I think that there can be many benefits to such a system, beyond it
being flexible and perhaps easier to balance. For crafting skills, you
would need to choose between using 8 hours to actually create a fancy
dress or using it to raise your dress-making skill.  In this schema,
one supposes that if you use your limited time resource to create a
fancy dress, you do so for the result of a fancy dress (whether for
the economic or personal prestige the fancy dress will bring you) and
not to raise your dress-making skill.

The downside of such a system is that in making skill advancement more
character based, you may take away from the player some of the feeling
of accomplishment (although the 'accomplishment' of sitting at a
keyboard and mashing the same button over and over again for hours on
end is debateable, IMHO).  The solution to this might be to break
skill into two parts: skill knowledge and skill proficiency.

Skill knowledge would model the sort of things someone can learn from
reading a book, watching someone else demonstrate, receiving secret
information or recipes, attending a lecture, etc.  We understand that
reading a book about the fundamentals of basketball, though written by
Michael Jordon, isn't going to turn us into a star overnight.
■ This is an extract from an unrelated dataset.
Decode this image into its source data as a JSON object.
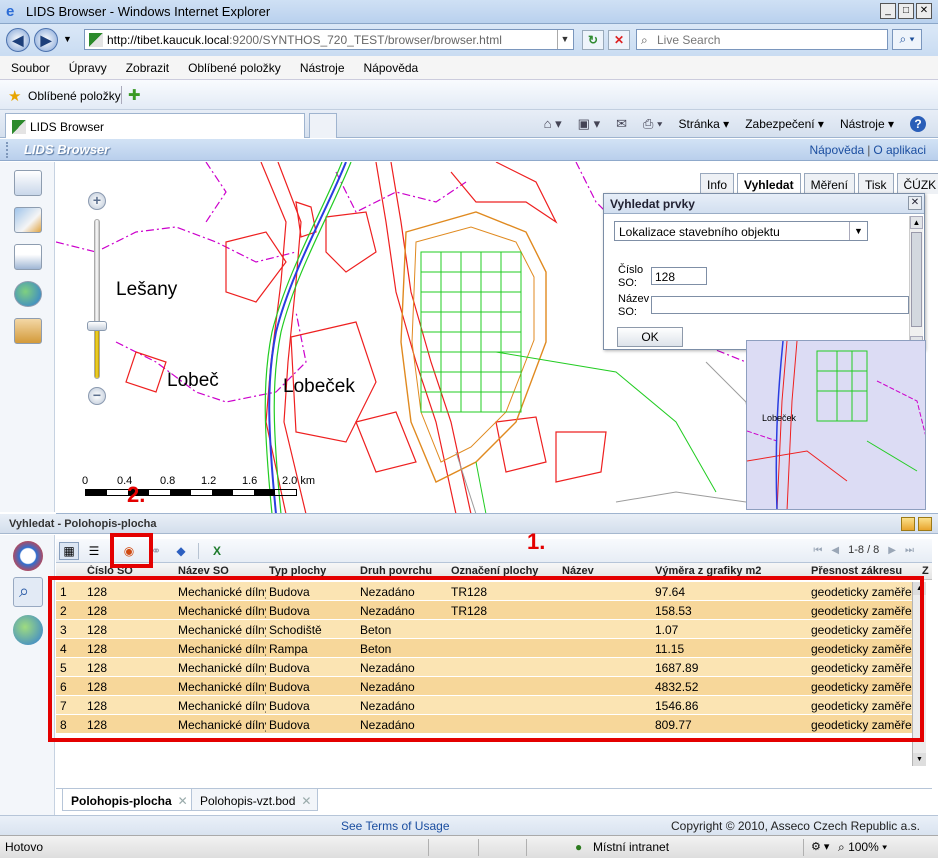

Skill knowledge would be tied closely to questing, although I think it
would be great to allow PCs who had a high level of knowledge and good
teaching skills to raise anothers skill knowledge to a certain degree.
In any case, this is how the player is involved in advancement.  The
player undertakes a quest to find the long-lost secret recipe to
really good brownies.  So, the player is involved in advancement, but
not mindless skilling.

Skill proficiency would model the character's ability to actually
complete a task successfully.  As stated previously, skill knowledge
wouldn't raise proficiency automatically.  However, it would be
impossible to raise your proficiency beyond your level of knowledge.
Skill proficiency is what the character spends offline time
accomplishing.

In this way, you can take things away from the character by having
proficiency degrade automatically over time if not maintained.  But
maintenance doesn't have to have player involvement, so you won't have
a case where the character has dropped significantly in advancement
simply because the player went on vacation for a few weeks.  On the
other hand, you don't take any player accomplishment away from him,
since the knowledge would never degrade.  Once the player quests to
find out how to make brownies, he will always know *how*.  Of course,
his success at actually making brownies will depend on his
proficiency, which will in turn depend on the amount of his
character's time resources he chooses to spend toward raising or
maintaining his brownie cooking prowess.